La princesa se había puesto en pie siseando como una cobra y removiendo todos sus velos.
—¡Que arda! ¡Que arda como ha ardido mi hermano!
El duque, tal vez considerando aquello una frase hecha, rechazó la propuesta. Segismundo, que estaba dándole a Giacomo unas cariñosas palmaditas en la mejilla tal como un ogro podría tratar su cena, insistió:
—Princesa, la venganza es un plato que hay que saborear lentamente. Si quemáis a un hombre, lo único que conseguís es que se ahogue con el humo y sanseacabó. Si le azotáis como a un cerdo, la carne resultará más tierna.
Benno tragó saliva, la princesa guardó silencio y el duque decidió por todos.
—Esta noche, durante el banquete, cenaréis, por primera y última vez, con un duque. —Los preceptores de Grifone habían llegado a la conclusión de que éste tenía un sentido del humor deplorable, ya que en su opinión obtenía un placer perverso de las catástrofes y tragedias que en los clásicos tenían por objeto purgar la mente en lugar de entretener, tal como había establecido Aristóteles—. ¿Eh, obispo? ¿Creéis que puede servirnos de música esta noche?
El duque estaba recuperando el ánimo a la misma velocidad que el obispo perdía el suyo. Al tiempo que emitía un gruñido de asentimiento, el obispo pensó en que la cena por la que se habían deslomado sus cocineros iba a resultar un desastre (al menos para él) a causa de los gritos de aquel pobre hombre. El único acompañamiento civilizado para una cena era la música de una pequeña orquesta como la que él había logrado reunir con el paso de los años, un conjunto integrado por expertos intérpretes de la cítara, el cromorno, la viola da gamba… Pues bien, todo se había echado a perder. Había esperado que la princesa, dado el luto estricto que llevaba, no asistiera al banquete, pero ahora parecía que no sólo iba a estar presente, sino que vería y oiría cómo torturaban al asesino de su hermano (¿era realmente verdad que sólo había tenido intención de hacerlo?). Se temía que debería haber pedido clemencia, pero ante las órdenes conjuntas del duque y la princesa, tal petición habría resultado tan absolutamente inútil como solían serlo sus sugerencias. No sabía muy bien qué decía la ley en relación a los casos de asesinato o intento de asesinato de un clérigo cuyo autor estuviera bajo el poder secular de un duque. Aquella era la clase de duda que el cardenal Petrucci nunca habría tenido. El obispo rezó rápidamente una oración para pedir que el duque se marchara lo antes posible de Colleverde y luego otra para pedir que el forastero de la cabeza rapada no tardara en irse y se llevara, de paso, sus repugnantes ideas.

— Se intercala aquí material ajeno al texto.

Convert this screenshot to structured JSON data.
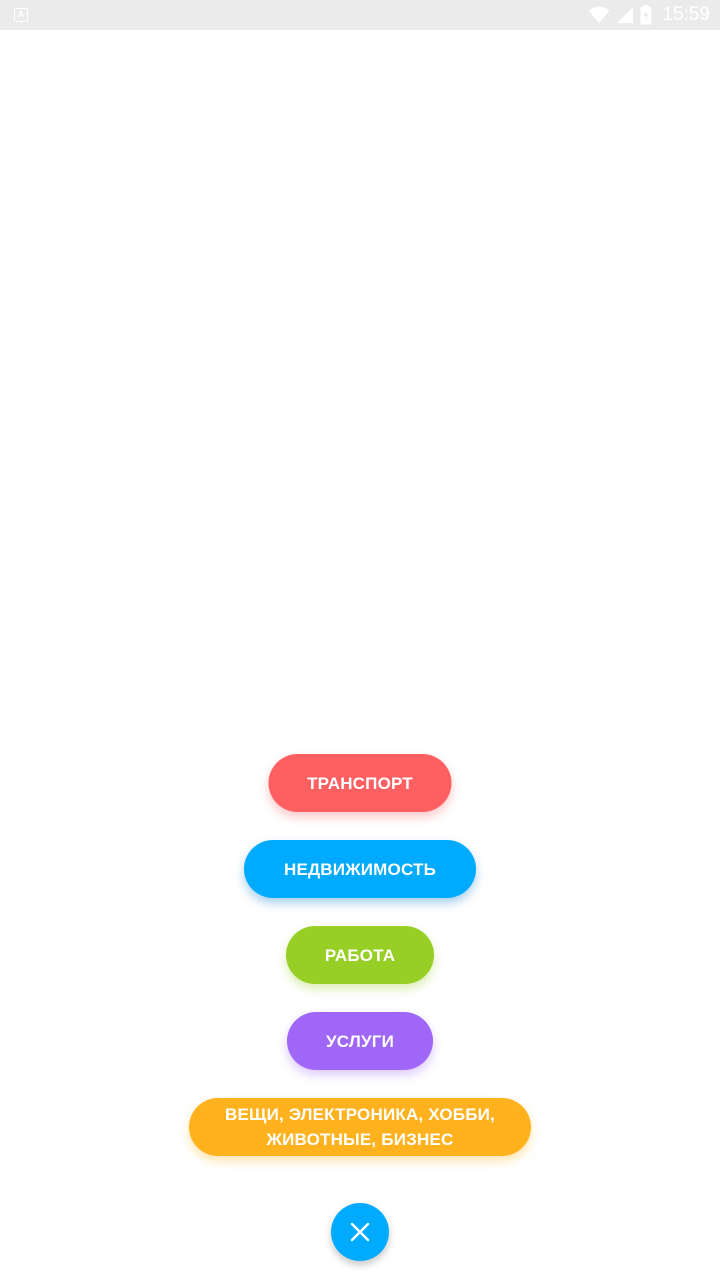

—¿Es el último, alguacil? —El duque, que estaba frotándose suavemente la herida, lo miró con gesto airado. El alguacil, sin embargo, no se caracterizaba por su prudencia, de modo que sacó pecho y alzó la vista con una sonrisa de oreja a oreja, como si estuviera orgulloso de haber guardado lo mejor para el final. Hizo una señal y su capitán fue a la puerta a coger al último prisionero.

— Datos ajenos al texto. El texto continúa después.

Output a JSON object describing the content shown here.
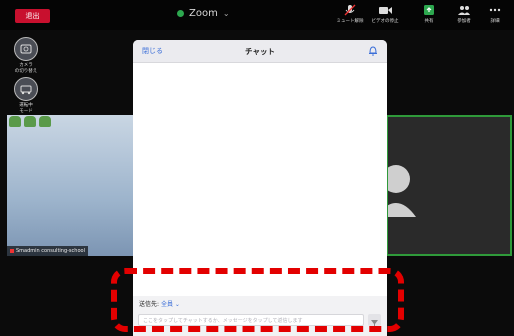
{
  "topbar": {
    "leave_label": "退出",
    "title": "Zoom",
    "buttons": [
      {
        "label": "ミュート解除",
        "icon": "microphone-muted-icon"
      },
      {
        "label": "ビデオの停止",
        "icon": "video-camera-icon"
      },
      {
        "label": "共有",
        "icon": "share-screen-icon"
      },
      {
        "label": "参加者",
        "icon": "participants-icon"
      },
      {
        "label": "詳細",
        "icon": "more-icon"
      }
    ]
  },
  "side": {
    "switch_camera_label": "カメラ\nの切り替え",
    "drive_mode_label": "運転中\nモード"
  },
  "video": {
    "participant_name": "Smadmin consulting-school"
  },
  "chat": {
    "close_label": "閉じる",
    "title": "チャット",
    "to_label": "送信先:",
    "recipient": "全員",
    "input_placeholder": "ここをタップしてチャットするか、メッセージをタップして返信します"
  },
  "colors": {
    "leave": "#c8102e",
    "accent_blue": "#3c6fd8",
    "highlight_red": "#e30000",
    "speaker_green": "#2f9a3a",
    "share_green": "#2da84f"
  }
}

—Excelencia, el señor obispo os habrá dicho de dónde ha surgido esta diabólica obra. ¡Durante todo este tiempo, Satán ha tenido su morada en un lugar cercano a la ciudad y ha venido hasta aquí con la intención de acabar con vos y desafiar a nuestra bendita santa! —El alguacil guardó silencio para que sus palabras tuvieran mayor efecto y extendió bruscamente un brazo en el momento en que los guardias arrastraban al prisionero a la presencia del duque y lo obligaban a arrodillarse—. ¡El hombre de Fontecasta, excelencia! Confabulado con el diablo, vino anoche a Colleverde para quemar a su eminencia y así evitar que descubriera la conspiración contra vuestra vida. ¡Observad! —El alguacil se inclinó y levantó el brazo del prisionero con el consiguiente ruido de cadenas—. ¡Quemaduras! ¡Lleva la marca de las llamas de su maligno amo!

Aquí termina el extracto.